Of course, it is not right to not fight outward oppression any more (or less) without questioning our own actions to determine whether or not we are committing self-sabotage or perhaps paying for conservative candidates of office to commit human rights abuses.
To quote a Lana Del Rey tweet, “Reputation is what men and women think of us; character is what God and angels know of us.”
Obviously we do not vote for people or give our business to industries for their reputation (instead of their character) — but by researching where we put our money, and for starters you can take all your money out of the three dozen banks that funded the Dakota Access Pipeline, including:
- Wells Fargo
- Citibank
- Comerica Bank
- U.S. Bank
- JPMorgan Chase
- Bank of America
- Goldman Sachs
- Deutsche Bank
And putting it in a credit union, which is basically a co-op for money.
Speaking of respectable grocery stores, why not shop at one like Trader Joe’s that pays it’s workers well (about $13 an hour), sources produce locally, keeps it’s money out of politics (donating only $30,452 in the 2016 election cycle, their biggest donation was to comrade Bernie Sanders) and donates a portion of its products to food banks. In 2013, over $260,000,000 worth of foodstuffs were given to help fight hunger.
You’re poor?
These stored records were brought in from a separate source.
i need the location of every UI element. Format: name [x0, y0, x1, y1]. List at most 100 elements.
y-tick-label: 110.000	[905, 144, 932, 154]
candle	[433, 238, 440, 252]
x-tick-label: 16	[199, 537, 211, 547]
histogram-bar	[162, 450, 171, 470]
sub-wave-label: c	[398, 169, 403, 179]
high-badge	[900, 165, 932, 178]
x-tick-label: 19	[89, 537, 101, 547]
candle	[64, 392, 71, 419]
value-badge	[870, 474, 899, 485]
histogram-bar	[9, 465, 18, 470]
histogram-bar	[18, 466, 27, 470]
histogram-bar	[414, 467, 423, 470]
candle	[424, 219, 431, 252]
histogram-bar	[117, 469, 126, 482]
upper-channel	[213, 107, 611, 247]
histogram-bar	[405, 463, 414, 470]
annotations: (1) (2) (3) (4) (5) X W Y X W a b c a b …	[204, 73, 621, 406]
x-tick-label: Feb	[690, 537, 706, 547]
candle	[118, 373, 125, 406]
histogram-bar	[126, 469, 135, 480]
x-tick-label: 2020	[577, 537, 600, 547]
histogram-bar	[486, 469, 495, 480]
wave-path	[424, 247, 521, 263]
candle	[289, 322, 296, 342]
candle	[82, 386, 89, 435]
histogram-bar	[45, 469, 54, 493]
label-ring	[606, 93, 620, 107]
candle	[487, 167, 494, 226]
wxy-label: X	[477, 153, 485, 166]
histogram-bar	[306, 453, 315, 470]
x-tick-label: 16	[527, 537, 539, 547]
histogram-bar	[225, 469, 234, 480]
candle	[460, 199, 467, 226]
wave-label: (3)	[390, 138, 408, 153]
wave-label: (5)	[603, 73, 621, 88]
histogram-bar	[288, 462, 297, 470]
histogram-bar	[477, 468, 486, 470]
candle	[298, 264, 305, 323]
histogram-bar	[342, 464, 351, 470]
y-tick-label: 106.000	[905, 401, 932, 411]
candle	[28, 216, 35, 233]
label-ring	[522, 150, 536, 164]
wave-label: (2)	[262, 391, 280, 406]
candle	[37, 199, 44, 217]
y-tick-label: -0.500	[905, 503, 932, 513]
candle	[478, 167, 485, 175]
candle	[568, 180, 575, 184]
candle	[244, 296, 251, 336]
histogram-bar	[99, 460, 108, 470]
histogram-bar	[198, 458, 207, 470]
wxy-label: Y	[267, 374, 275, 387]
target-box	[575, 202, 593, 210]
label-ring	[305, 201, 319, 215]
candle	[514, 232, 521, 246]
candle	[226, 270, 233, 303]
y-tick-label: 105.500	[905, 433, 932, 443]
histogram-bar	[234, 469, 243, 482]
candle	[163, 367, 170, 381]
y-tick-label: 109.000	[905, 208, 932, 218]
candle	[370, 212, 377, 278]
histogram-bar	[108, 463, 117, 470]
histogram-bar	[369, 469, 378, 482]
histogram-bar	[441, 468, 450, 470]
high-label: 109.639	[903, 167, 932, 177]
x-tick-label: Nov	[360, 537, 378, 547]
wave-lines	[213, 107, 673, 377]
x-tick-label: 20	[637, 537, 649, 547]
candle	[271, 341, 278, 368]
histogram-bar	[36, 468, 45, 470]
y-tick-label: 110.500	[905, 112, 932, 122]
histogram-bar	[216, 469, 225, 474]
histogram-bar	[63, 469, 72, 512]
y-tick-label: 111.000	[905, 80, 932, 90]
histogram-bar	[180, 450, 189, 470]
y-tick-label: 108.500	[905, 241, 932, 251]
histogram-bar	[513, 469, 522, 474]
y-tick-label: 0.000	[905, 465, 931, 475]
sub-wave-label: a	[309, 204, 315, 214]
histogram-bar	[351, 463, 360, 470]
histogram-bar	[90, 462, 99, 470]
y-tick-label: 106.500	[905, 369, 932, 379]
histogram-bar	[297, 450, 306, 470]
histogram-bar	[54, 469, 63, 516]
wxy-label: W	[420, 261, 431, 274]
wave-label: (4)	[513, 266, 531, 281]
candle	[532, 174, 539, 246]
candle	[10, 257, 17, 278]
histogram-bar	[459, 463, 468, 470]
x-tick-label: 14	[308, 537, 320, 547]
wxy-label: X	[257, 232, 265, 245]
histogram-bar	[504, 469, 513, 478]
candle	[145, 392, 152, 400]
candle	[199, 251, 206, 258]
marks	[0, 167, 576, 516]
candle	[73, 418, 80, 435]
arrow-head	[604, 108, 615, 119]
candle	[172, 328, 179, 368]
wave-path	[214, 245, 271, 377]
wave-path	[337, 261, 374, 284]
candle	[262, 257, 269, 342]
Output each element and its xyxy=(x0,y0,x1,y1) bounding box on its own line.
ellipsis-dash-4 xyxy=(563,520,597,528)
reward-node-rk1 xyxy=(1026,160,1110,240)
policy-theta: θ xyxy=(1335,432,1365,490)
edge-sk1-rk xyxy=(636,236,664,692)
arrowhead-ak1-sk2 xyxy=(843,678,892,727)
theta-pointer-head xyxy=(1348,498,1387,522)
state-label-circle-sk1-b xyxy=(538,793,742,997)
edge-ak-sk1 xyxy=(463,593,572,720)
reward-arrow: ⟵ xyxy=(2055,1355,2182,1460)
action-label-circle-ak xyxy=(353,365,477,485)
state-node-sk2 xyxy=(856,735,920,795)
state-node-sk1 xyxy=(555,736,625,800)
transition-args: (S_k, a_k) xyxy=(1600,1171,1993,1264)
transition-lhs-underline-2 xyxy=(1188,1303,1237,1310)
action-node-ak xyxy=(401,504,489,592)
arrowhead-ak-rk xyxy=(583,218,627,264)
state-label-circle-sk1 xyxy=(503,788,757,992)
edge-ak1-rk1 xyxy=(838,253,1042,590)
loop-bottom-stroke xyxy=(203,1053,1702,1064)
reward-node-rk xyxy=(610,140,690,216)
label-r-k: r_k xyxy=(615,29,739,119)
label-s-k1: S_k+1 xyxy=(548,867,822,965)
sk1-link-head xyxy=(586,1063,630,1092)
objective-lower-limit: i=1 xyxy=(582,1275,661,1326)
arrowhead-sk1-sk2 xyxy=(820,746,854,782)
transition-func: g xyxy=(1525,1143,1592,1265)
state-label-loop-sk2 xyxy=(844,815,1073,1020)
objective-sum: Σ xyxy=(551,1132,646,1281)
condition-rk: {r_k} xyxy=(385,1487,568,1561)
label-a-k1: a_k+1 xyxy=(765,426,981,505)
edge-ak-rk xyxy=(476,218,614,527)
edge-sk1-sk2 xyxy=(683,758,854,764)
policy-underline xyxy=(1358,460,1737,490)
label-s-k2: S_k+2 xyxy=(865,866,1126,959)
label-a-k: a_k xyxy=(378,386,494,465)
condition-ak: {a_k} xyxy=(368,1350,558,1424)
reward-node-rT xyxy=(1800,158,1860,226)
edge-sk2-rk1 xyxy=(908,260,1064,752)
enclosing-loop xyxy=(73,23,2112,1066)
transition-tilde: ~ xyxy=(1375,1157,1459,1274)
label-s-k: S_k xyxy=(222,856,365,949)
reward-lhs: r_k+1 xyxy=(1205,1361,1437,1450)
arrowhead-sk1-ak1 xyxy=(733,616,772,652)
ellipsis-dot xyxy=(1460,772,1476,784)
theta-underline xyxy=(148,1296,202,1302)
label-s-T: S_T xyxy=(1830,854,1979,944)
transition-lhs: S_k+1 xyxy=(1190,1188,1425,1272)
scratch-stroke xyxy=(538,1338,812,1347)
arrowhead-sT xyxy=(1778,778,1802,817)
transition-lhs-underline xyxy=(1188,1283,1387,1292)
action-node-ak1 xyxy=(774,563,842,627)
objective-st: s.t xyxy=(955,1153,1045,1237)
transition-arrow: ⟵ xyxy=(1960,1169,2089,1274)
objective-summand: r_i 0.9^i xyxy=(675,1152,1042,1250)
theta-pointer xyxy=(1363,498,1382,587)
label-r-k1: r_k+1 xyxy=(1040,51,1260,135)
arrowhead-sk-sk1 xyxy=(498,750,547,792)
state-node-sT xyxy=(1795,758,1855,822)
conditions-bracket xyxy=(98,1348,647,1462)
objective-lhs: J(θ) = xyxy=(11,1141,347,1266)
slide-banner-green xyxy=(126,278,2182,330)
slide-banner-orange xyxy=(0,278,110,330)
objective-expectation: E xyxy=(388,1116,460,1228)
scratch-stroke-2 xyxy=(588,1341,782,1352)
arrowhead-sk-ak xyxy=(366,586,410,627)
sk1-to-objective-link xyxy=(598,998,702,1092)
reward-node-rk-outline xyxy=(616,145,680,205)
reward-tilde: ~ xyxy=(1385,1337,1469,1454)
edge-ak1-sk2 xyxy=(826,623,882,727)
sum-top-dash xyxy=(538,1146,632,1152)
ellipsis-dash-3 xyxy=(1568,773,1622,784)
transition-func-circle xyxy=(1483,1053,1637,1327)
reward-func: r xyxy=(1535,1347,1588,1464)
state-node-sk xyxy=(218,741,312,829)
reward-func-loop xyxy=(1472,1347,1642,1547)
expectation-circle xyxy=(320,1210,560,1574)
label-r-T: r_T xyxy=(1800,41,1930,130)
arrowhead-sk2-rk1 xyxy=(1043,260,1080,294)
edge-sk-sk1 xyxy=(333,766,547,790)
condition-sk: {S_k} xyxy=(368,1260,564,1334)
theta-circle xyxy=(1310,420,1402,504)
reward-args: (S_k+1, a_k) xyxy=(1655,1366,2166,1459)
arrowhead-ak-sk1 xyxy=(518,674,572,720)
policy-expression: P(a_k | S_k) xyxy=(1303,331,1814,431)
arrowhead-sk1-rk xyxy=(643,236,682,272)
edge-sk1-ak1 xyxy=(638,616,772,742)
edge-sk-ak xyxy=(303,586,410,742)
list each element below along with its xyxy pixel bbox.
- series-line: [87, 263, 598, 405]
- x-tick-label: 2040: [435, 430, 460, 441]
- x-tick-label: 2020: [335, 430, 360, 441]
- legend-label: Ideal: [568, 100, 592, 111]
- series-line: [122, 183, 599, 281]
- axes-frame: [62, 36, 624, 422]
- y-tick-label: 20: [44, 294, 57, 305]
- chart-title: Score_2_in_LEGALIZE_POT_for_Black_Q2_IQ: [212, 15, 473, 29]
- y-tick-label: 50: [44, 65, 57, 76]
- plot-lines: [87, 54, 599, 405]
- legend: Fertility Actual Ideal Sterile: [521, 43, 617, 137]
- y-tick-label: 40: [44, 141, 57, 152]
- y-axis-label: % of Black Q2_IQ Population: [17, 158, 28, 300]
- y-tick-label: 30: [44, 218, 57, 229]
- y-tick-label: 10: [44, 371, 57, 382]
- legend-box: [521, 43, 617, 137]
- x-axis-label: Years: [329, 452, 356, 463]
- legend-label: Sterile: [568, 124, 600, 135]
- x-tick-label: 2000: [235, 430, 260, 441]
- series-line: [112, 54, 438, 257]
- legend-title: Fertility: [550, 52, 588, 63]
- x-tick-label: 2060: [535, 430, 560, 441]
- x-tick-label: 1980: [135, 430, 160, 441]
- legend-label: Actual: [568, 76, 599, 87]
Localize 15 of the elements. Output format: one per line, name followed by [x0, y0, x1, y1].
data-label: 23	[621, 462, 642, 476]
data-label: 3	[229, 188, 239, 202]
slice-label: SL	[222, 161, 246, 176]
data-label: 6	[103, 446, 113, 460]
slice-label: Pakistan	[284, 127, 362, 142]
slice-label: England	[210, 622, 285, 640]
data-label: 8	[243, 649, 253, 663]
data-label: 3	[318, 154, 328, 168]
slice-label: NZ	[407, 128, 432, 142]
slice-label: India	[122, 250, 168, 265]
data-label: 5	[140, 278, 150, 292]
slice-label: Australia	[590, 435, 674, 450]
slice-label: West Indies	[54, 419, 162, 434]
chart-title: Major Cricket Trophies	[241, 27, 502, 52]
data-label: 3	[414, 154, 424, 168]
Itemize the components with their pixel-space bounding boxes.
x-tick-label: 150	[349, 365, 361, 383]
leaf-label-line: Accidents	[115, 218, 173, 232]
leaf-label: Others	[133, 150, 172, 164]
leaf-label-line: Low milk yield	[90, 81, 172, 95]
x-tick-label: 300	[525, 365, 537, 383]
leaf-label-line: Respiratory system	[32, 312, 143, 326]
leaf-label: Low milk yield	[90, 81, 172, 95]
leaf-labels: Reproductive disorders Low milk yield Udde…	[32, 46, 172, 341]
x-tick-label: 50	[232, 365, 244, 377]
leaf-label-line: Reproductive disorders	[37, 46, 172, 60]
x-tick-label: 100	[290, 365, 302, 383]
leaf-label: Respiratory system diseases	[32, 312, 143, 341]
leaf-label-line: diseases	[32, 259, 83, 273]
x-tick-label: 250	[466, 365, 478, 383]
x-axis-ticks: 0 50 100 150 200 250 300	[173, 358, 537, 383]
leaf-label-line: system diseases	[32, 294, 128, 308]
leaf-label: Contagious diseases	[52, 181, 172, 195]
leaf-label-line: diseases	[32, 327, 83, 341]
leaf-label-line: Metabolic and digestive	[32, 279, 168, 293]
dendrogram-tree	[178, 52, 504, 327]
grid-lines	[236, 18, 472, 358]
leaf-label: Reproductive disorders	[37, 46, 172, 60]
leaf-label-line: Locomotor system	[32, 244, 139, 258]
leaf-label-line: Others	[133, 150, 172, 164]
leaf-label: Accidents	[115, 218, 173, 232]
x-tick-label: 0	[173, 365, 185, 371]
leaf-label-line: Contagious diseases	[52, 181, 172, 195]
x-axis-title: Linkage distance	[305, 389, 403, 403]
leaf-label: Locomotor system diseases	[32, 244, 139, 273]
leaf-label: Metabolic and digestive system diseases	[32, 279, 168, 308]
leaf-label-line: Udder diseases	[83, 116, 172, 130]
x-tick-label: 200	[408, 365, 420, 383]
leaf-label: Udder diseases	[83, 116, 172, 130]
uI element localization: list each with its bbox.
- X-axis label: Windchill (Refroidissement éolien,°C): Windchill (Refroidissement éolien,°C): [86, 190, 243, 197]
Try Costco!
- Costco’s average pay, for example, is $17 an hour, 42 percent higher than its fiercest rival, Sam’s Club.
- Costco CEO Jim Sinegal’s total yearly compensation as a Costco company executive, including salary and bonuses, was only $629,000.
- Analyst Bill Dreher of the same Deutsche Bank that funded the Dakota access pipeline, complained last year that at Costco “it’s better to be an employee or a customer than a shareholder;” and an angry capitalist is always a good thing.
Need clothes? Try local thrift stores and small (preferably family owned) small businesses.
Buy used, D.I.Y or at least inexorbitantly.
People seem to think it’s inconvenient, unaffordable or unattainable to be a communist. Quite the contrary, as long as you’re not a purist. Contradictory to reason, people think it’s unsociable to be a socialist — to which you ask why they think being compassionate is antisocial.
Remember: As long as Citizens United stands and companies like Goldman Sachs and Disney put millions of dollars into politics (and to conservative candidates at that) — so too must we vote with our money. We must be more responsible.